Ha fatto le scuole elementari fino alla quinta e i suoi insegnanti avevano un’alta considerazione di quel ragazzino. Però nel ’47 era già un traguardo importante per un giovane di Le Forna arrivare alla quinta elementare.
A undici anni è in Sardegna a pescare aragoste dalle parti dell’isola di Tavolara con suo zio Francesco; soprannome ’u pazz ’i Tavulara.
Dopo qualche anno lo troviamo a Castelsardo imbarcato con Filippo ’i Carmè’ ’i Caparossa a pescare corallo. Intanto mette gli occhi su una ragazzina più giovane di lui di tre anni e a diciassette anni lui, quattordici lei, si fidanzano ufficialmente. Lei, Anna Vitiello; pure lei razza Sacco, a Cala Fonte.
Insieme diventano una coppia inossidabile: quattro figli, sei nipoti e tre bisnipoti a garantire la progenie.

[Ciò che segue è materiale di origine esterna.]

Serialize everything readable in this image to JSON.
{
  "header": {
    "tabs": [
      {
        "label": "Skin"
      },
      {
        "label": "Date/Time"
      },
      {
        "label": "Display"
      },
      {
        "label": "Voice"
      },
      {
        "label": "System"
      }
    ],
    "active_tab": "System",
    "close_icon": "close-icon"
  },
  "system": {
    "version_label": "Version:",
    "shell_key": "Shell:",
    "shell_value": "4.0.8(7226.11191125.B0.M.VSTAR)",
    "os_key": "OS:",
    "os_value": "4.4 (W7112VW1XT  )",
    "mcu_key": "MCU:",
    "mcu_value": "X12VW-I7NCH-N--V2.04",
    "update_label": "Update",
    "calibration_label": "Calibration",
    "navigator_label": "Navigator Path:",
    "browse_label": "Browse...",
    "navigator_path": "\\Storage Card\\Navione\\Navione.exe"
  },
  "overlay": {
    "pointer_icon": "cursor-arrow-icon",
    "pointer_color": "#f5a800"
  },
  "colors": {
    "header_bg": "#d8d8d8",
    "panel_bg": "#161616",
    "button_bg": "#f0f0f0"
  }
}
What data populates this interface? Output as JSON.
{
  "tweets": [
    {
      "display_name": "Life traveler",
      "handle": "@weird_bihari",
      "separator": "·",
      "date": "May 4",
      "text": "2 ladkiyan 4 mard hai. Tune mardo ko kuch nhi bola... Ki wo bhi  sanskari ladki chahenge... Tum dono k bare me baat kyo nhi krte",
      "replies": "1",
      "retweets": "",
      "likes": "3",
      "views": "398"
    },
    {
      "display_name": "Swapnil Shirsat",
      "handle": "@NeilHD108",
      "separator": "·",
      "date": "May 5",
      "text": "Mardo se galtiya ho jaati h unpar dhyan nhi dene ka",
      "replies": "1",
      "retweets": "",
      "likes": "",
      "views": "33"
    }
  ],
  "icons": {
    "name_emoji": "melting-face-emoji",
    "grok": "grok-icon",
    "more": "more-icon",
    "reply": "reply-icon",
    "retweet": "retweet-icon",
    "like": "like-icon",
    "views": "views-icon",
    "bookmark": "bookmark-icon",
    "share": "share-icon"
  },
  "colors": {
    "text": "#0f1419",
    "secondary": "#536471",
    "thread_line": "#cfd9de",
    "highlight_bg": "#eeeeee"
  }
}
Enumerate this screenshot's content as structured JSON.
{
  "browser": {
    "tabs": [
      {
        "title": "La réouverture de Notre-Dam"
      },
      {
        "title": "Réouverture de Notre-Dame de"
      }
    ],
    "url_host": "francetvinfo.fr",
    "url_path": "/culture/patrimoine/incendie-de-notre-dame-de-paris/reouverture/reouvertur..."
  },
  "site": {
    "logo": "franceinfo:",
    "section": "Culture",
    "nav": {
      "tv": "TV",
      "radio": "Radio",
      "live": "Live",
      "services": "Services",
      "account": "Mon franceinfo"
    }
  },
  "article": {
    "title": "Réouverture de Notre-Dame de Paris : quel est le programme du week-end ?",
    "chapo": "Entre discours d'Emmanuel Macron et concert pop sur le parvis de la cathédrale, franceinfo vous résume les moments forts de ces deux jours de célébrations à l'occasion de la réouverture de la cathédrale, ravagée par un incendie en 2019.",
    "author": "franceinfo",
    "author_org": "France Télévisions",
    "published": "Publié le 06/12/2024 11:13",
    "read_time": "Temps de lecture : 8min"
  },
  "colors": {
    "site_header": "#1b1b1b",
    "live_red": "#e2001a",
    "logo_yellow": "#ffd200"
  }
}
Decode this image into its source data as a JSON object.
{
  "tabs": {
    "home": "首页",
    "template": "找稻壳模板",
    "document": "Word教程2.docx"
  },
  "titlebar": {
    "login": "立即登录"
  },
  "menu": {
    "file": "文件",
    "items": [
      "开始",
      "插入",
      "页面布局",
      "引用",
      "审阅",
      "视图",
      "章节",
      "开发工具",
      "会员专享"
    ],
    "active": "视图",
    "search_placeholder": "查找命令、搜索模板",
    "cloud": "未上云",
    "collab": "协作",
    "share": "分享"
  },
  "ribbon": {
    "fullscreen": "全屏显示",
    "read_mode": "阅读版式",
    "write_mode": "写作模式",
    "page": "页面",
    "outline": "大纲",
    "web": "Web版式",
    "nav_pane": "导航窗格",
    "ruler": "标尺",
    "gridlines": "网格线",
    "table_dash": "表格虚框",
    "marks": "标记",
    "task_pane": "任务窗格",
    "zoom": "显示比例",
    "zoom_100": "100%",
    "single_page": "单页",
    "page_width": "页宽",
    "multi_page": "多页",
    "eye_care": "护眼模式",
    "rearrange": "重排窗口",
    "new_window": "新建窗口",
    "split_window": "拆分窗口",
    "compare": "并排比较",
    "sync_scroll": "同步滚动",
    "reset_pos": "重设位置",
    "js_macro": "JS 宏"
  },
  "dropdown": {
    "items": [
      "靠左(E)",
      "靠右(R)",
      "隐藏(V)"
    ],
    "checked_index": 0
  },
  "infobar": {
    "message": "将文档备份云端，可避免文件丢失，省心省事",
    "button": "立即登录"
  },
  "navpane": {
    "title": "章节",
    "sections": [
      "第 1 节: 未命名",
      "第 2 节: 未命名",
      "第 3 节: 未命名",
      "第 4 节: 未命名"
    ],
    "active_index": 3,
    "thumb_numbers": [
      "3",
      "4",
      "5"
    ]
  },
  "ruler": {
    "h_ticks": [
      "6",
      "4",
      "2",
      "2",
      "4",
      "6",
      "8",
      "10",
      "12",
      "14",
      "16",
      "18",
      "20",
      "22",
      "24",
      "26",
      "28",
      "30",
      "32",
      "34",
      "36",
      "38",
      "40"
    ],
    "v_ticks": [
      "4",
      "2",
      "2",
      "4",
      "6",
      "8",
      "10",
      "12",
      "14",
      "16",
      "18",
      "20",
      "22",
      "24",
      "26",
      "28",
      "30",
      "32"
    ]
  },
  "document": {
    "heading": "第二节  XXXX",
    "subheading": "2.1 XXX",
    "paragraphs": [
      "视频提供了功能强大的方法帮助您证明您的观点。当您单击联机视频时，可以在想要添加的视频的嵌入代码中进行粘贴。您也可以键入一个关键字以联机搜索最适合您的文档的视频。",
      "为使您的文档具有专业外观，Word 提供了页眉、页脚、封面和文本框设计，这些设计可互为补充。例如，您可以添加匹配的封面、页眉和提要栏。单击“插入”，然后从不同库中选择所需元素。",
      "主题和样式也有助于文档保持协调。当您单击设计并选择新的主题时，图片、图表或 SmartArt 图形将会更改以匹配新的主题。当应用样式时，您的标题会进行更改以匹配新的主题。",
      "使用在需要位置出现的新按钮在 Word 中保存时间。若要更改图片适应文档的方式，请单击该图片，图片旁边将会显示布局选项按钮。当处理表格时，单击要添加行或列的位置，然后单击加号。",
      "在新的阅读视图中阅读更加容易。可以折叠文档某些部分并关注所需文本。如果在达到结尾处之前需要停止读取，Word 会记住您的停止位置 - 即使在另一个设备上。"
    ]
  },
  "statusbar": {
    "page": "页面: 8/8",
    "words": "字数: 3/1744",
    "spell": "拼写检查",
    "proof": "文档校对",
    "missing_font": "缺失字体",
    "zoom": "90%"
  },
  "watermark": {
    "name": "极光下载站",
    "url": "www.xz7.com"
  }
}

Anna è il personaggio pubblico della famiglia da quando a fine anni settanta mise in piedi il Ristorante Punta Incenso. Negli spazi che erano la casa dei genitori di lui, dove finisce la strada, a Le Forna. Ristorante ormai alla terza generazione.
Torniamo a Raffaele.
A metà anni cinquanta Raffaele è a Vignola con il suocero Girolamo, mio padre e altri, a pescare aragoste.
Passa qualche anno e lo troviamo in Toscana insieme a suo fratello Silverio ‘Miccetta’ su una zaccalena (lampara) a pescare acciughe e pesce azzurro.
Una barca per tutte: il mitico Albatros.
E poi negli anni settanta torna a Ponza e prende possesso, insieme ai miei fratelli Livio e Cesare, di quella che era la barca del suocero e di mio padre. La Sant’Anna seconda. Tanti anni ancora e poi l’ultimo imbarco, si fa per dire. Una barchetta di sette-otto metri “Silvia” con cui lavorare da solo. Quanto bastava per fare tutto da solo.
Una barca gialla ancora in mare, la guida Guglielmo, il minore dei suoi figli. Una barca che ha lavorato sempre intorno alla nostra isola e che ha portato a terra ogni ben di Dio. Pesce raramente venduto, in gran parte destinato al ristorante della moglie.
Raffaele rappresenta l’anima più autentica del ponzese.
Il legame indissolubile con il mare, l’impegno costante a uscire in barca, anche quando il tempo non era dei migliori, la conoscenza approfondita dei fondali, delle stagioni della pesca, del saper decifrare il tempo, le correnti, la luna. Essere in simbiosi totale con il proprio mondo e ricavare da questo il necessario per vivere. Sicuramente, come da tradizione ponzese, ha dedicato del tempo alla terra ma se passavi da casa sua e lui non era in mare, lo trovavi alle prese con un mazzo di reti da sistemare o con una coffa da passare. Le mani andavano sempre.
E adesso?
Adesso le giornate si sono fatte lunghe, anche se la primavera si avvicina, le parole si sono ridotte all’essenziale ma lui è lì con il suo sorriso, con la sigaretta sempre tra le dita e con quello sguardo che ti racconta di un mondo che ormai appartiene ad un numero sempre più limitato di persone.